Старая Ага Харэма кинулась в покой новой Хадыни. «Хадыни нет!» – с ужасом объявила она эту новость Сарай-Аге. Он не верил ни словам старухи, ни собственным глазам, когда нашел в покое Хадыни на полу только кинжал. Мрамор был исчерчен непонятными ему знаками.
– Где Гюльбухара? – спросил его Хан, заметив испуганное его лицо и нерешительность, что сказать.
– Ее нет, Хан, и невольницы ее нет!.. Они исчезли, как духи, оставив в память какие-то знаки на мраморе!..
Глаза Харазанли покрылись грозою; он вскочил с софы и бросился сам в Харэм. Окинув взорами хрустальные стены, фонтаны, выход под навес, он остановился над знаками, начерченными на полу.
– Роза! – вскричал он. – Гюльбухара… не… Хадыня!.. дочь Мирзы… не… раба!.. Два круга на Толе… Погибли! И память об них погибнет, и род их погибнет!
Гнев Харазанли был ужасен.
– Черный! – вскричал он. – Зажги гнездо Хамида и брось в огонь этого филина!

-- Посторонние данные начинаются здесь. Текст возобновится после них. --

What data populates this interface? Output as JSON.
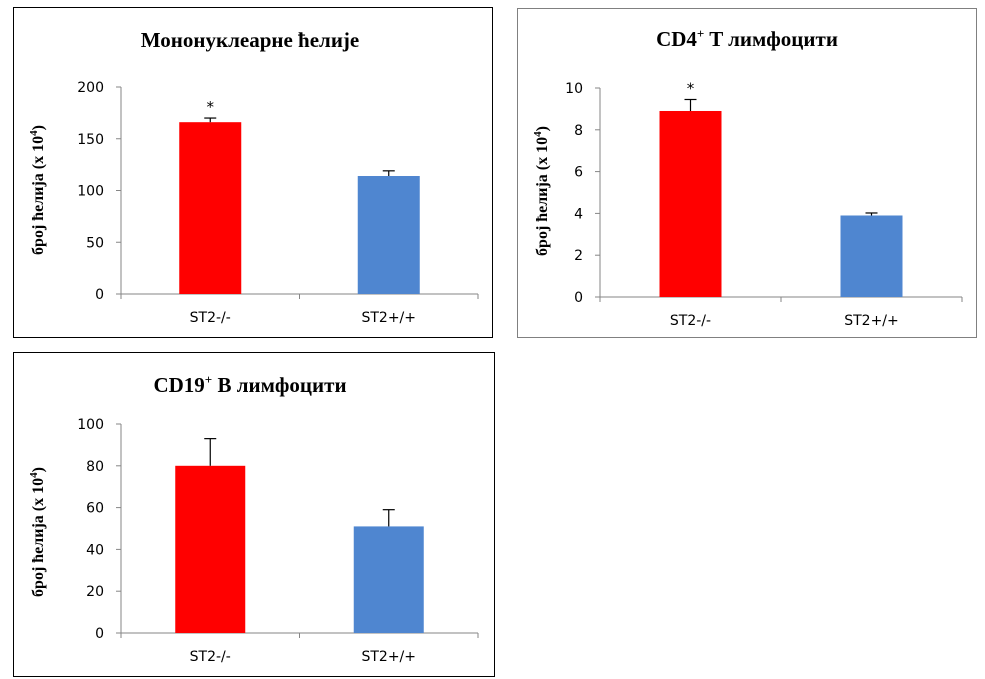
{
  "chart_data": [
    {
      "type": "bar",
      "title": "Мононуклеарне ћелије",
      "ylabel": "број ћелија (x 10",
      "ylabel_sup": "4",
      "ylabel_end": ")",
      "categories": [
        "ST2-/-",
        "ST2+/+"
      ],
      "values": [
        166,
        114
      ],
      "errors": [
        4,
        5
      ],
      "significance": [
        "*",
        ""
      ],
      "colors": [
        "#ff0000",
        "#4f86d0"
      ],
      "ylim": [
        0,
        200
      ],
      "yticks": [
        0,
        50,
        100,
        150,
        200
      ],
      "grid": false,
      "border": true
    },
    {
      "type": "bar",
      "title": "CD4",
      "title_sup": "+",
      "title_end": " T лимфоцити",
      "ylabel": "број ћелија (x 10",
      "ylabel_sup": "4",
      "ylabel_end": ")",
      "categories": [
        "ST2-/-",
        "ST2+/+"
      ],
      "values": [
        8.9,
        3.9
      ],
      "errors": [
        0.55,
        0.12
      ],
      "significance": [
        "*",
        ""
      ],
      "colors": [
        "#ff0000",
        "#4f86d0"
      ],
      "ylim": [
        0,
        10
      ],
      "yticks": [
        0,
        2,
        4,
        6,
        8,
        10
      ],
      "grid": false,
      "border": true
    },
    {
      "type": "bar",
      "title": "CD19",
      "title_sup": "+",
      "title_end": " B лимфоцити",
      "ylabel": "број ћелија (x 10",
      "ylabel_sup": "4",
      "ylabel_end": ")",
      "categories": [
        "ST2-/-",
        "ST2+/+"
      ],
      "values": [
        80,
        51
      ],
      "errors": [
        13,
        8
      ],
      "significance": [
        "",
        ""
      ],
      "colors": [
        "#ff0000",
        "#4f86d0"
      ],
      "ylim": [
        0,
        100
      ],
      "yticks": [
        0,
        20,
        40,
        60,
        80,
        100
      ],
      "grid": false,
      "border": true
    }
  ]
}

Исступленный Харазанли уподобился Гесер-Хану, когда этот монгольский Геркулес, избавленный от очарования, злобно воскликнул, и голос его раздался как гром, производимый в небе синим драконом: земля поколебалась и златые чертоги его в сильном вихре повернулись 88 раз, а стены градские трижды.
Сарай-Ага с толпою Чаушей бросился исполнять волю Хана.